Bitcoin Is Doing Well, but What About Its Smaller Cousins?
Over the past few weeks, traders and analysts everywhere have been talking about how great bitcoin and Ethereum are doing. We’ve also published a few articles talking about the January price booms witnessed by BTC investors.
Bitcoin Is in a Good Spot, but What About the Rest?
Ending the 2022 year in the mid-$16K range, it appears bitcoin has made its way back up the financial ladder and is now trading for more than $19,000, something we haven’t seen since mid-November of last year.
It makes sense that bitcoin and Ethereum would take up all the headlines given they’re the largest and most prominent crypto assets, though this isn’t entirely fair given how strong some of the smaller coins in the industry have been doing. Alex Kuptsikevich – a senior market analyst at FX Pro – commented in a recent interview:
Investors are hoping the bear market is over with [at] the start of the new calendar year.
Indeed, it looks like that may be the case. After all, bitcoin has jumped by more than 12 percent in recent weeks and added about $3,000 to its overall price. However, there are smaller coins that seem to be doing just as well – if not better – that aren’t getting nearly as much praise or attention.
For example, Cardano and Solana have each jumped up by more than 20 percent since the early weeks of January. Solana is particularly praiseworthy given its ties to FTX. These ties ultimately caused the currency to slide more than 90 percent since its November 2021 rally. Now, however, the asset appears somewhat poised for a comeback, and it hopes to garner the top ten position it once held.
Another currency known as Aptos – which is often labeled an Ethereum competitor – has also shot up by more than 30 percent at the time of writing. While it may seem like the crypto space is on a healing path, several analysts are warning traders to stay alert.

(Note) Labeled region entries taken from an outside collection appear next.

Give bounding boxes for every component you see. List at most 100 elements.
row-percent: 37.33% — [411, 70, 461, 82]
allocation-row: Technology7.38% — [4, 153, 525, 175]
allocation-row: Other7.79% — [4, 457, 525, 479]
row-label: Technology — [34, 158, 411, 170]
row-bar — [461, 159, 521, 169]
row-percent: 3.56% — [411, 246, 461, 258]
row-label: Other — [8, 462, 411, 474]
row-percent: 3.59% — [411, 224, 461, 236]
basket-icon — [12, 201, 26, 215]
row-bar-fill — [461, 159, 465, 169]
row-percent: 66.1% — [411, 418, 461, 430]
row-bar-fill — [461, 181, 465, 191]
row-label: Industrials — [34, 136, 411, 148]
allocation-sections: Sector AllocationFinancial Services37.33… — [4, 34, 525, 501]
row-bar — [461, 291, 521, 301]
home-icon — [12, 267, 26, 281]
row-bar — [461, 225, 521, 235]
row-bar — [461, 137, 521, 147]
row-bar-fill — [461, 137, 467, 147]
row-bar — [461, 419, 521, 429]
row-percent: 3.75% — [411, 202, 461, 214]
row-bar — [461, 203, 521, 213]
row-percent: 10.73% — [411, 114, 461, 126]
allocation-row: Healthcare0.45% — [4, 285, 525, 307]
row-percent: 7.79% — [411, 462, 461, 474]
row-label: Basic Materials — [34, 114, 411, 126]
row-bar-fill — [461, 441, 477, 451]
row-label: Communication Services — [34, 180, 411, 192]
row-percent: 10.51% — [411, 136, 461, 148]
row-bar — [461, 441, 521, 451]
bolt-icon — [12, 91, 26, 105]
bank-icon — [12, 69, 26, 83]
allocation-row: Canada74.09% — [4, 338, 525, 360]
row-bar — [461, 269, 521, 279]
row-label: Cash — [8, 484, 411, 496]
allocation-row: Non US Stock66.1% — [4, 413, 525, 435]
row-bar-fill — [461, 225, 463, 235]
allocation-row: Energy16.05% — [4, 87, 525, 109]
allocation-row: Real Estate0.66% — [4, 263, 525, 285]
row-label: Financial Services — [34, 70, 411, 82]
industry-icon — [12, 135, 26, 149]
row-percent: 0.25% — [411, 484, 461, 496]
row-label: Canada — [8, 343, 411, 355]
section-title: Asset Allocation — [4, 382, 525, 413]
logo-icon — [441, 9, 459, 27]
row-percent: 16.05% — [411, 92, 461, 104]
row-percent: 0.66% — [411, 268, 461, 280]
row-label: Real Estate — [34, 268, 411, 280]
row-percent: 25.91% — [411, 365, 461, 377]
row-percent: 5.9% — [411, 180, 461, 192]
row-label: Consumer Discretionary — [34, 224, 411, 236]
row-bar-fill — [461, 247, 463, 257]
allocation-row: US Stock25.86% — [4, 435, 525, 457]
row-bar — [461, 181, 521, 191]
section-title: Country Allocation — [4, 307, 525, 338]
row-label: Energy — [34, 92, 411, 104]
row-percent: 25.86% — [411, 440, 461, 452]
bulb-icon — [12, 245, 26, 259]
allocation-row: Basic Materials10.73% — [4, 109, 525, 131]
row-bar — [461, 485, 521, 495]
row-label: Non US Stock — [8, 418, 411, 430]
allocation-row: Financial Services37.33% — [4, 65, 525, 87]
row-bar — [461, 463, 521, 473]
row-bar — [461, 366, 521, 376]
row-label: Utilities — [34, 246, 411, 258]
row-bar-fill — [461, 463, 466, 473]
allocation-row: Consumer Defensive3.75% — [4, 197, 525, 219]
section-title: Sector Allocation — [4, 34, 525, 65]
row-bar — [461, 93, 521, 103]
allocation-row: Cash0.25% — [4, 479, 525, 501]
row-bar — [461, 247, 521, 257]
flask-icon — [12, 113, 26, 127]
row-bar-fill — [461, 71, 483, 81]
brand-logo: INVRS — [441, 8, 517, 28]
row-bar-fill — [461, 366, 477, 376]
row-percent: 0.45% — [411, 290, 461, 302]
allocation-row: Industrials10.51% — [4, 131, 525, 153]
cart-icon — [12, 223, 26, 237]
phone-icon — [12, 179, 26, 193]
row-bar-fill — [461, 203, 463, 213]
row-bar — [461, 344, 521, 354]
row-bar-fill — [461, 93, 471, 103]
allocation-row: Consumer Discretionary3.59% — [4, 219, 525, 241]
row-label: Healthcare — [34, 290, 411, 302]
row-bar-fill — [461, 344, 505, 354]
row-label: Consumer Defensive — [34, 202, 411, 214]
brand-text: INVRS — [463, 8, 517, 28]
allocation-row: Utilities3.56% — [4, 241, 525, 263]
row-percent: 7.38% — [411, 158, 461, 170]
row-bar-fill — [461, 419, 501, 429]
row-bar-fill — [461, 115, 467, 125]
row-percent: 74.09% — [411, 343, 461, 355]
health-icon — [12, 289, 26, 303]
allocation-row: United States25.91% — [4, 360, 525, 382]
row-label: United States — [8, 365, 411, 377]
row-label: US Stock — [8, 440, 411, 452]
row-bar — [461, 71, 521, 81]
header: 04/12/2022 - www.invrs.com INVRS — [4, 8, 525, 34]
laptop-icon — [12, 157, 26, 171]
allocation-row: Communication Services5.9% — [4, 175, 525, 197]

They believe we’re not quite out of the woods yet, and they advise doing anything crazy until the market shows true evidence of recovery.
Don’t Go Nuts Just Yet
Michael Safai at Dexterity Capital explained in a statement:
Bitcoin and other major cryptocurrencies have been trading in a tight range for the better part of a month. Cooling inflation and a slower news cycle are enabling cryptocurrencies to break some of that correlation to equities and the global macro that drove prices in 2022. Any recovery will continue to be a long, slow march and the sensitivity to headline risk remains. It’s likely, however, that we still have a couple of big shakeouts left in crypto, with some bankruptcy messes that [need] to be sorted and other firms still fighting to stay solvent. This will have a bigger impact on prices over the next couple of months.